Juvenal Urbino's hat

Two things happened at the beginning of last week. First, I visited the library and reacquired two books that I'd borrowed but not finished earlier in the year. Secondly, fresh in the realisation that last week's wedding (which merits its own post) was to be held on a Queensland beach in a Queensland summer, I resolved to buy a hat.

Hats are back, or so the story goes, and I was fortunate to have a friend who I knew had bought a hat not that long ago, so I leant on him to give me a lead on where I might find a hat that could be worn with a suit. He supplied me with such, and on the Wednesday I swung by said vendor, knowing that my unrefined requirements would be insufficient but hoping for the grace of a helpful salesman.

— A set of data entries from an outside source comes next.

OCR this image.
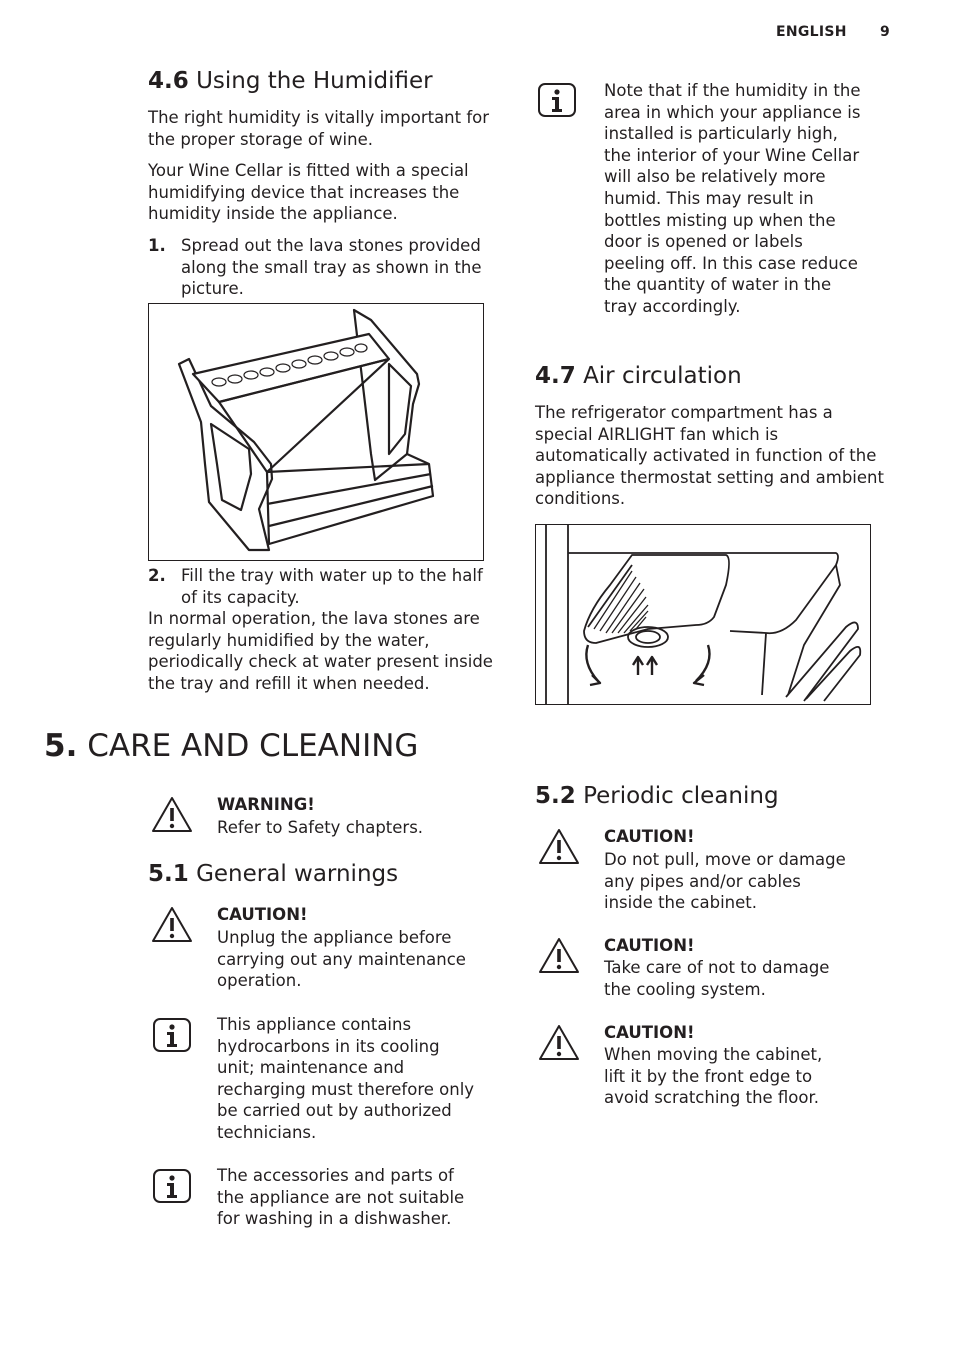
ENGLISH 9
4.6 Using the Humidifier

The right humidity is vitally important for the proper storage of wine.

Your Wine Cellar is fitted with a special humidifying device that increases the humidity inside the appliance.

1. Spread out the lava stones provided along the small tray as shown in the picture.
2. Fill the tray with water up to the half of its capacity.

In normal operation, the lava stones are regularly humidified by the water, periodically check at water present inside the tray and refill it when needed.

Note that if the humidity in the area in which your appliance is installed is particularly high, the interior of your Wine Cellar will also be relatively more humid. This may result in bottles misting up when the door is opened or labels peeling off. In this case reduce the quantity of water in the tray accordingly.

4.7 Air circulation

The refrigerator compartment has a special AIRLIGHT fan which is automatically activated in function of the appliance thermostat setting and ambient conditions.

5. CARE AND CLEANING

WARNING!

Refer to Safety chapters.

5.1 General warnings

CAUTION!

Unplug the appliance before carrying out any maintenance operation.

This appliance contains hydrocarbons in its cooling unit; maintenance and recharging must therefore only be carried out by authorized technicians.

The accessories and parts of the appliance are not suitable for washing in a dishwasher.

5.2 Periodic cleaning

CAUTION!

Do not pull, move or damage any pipes and/or cables inside the cabinet.

CAUTION!

Take care of not to damage the cooling system.

CAUTION!

When moving the cabinet, lift it by the front edge to avoid scratching the floor.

I found one, who directed me not towards the trilbies and fedoras that I expected, but towards a bewildering range of panamas. After a lengthy discussion of the why, which and how much of his selection, I walked away with a black-banded white number, which time would paint as either dapper-cool, or gangster-pretentious.

So what on earth does all this have to do with books? Well, one of the neglected-but-revisited borrowings from earlier in the year was Gabriel Garcia Marquez's Love in the Time of Cholera. The story, vividly painted by presumably both the author and his very adept translator, is set on the Caribbean coast of Colombia in the late nineteenth and early twentieth century. Its three characters are Dr Juvenal Urbino, a very civilised and socially elevated type, Florentino Ariza, a socially awkward romantic who flickers between unrequited love and wild promiscuity, and Fermina Daza, a sketchily drawn parvenue who is pursued by Ariza as a girl, but finds social respectability by marrying Urbino.

As far as the story itself goes, I could take it or leave it. What I did like was the romantic combination of the place and time, which came through so vividly for me. This was most true, I think, in the early part of the book, with Dr Urbino tripping around the city dressed up to the nines with his suits and carriage. And, in my mind anyway, in his hat. My hat. Whenever I get dressed up and wear it, I shall think of myself of Juvenal Urbino. At some point, I may get myself a cane. Of course, he's also a devout catholic who dies falling out of a mango tree, but we get to pick and choose what we like in a character.

Talking with friends, its probable that the book has, in the relationships between its central characters, symbolism for the nature of love in changing times, with Florentino the romantic impractical and Urbino the stable and practical, but I really didn't feel the need to break down the prose to extract drier meaning. I focussed on hats.

1 comment:

Keith Duddy said...

I want pictures of you on beach with hat!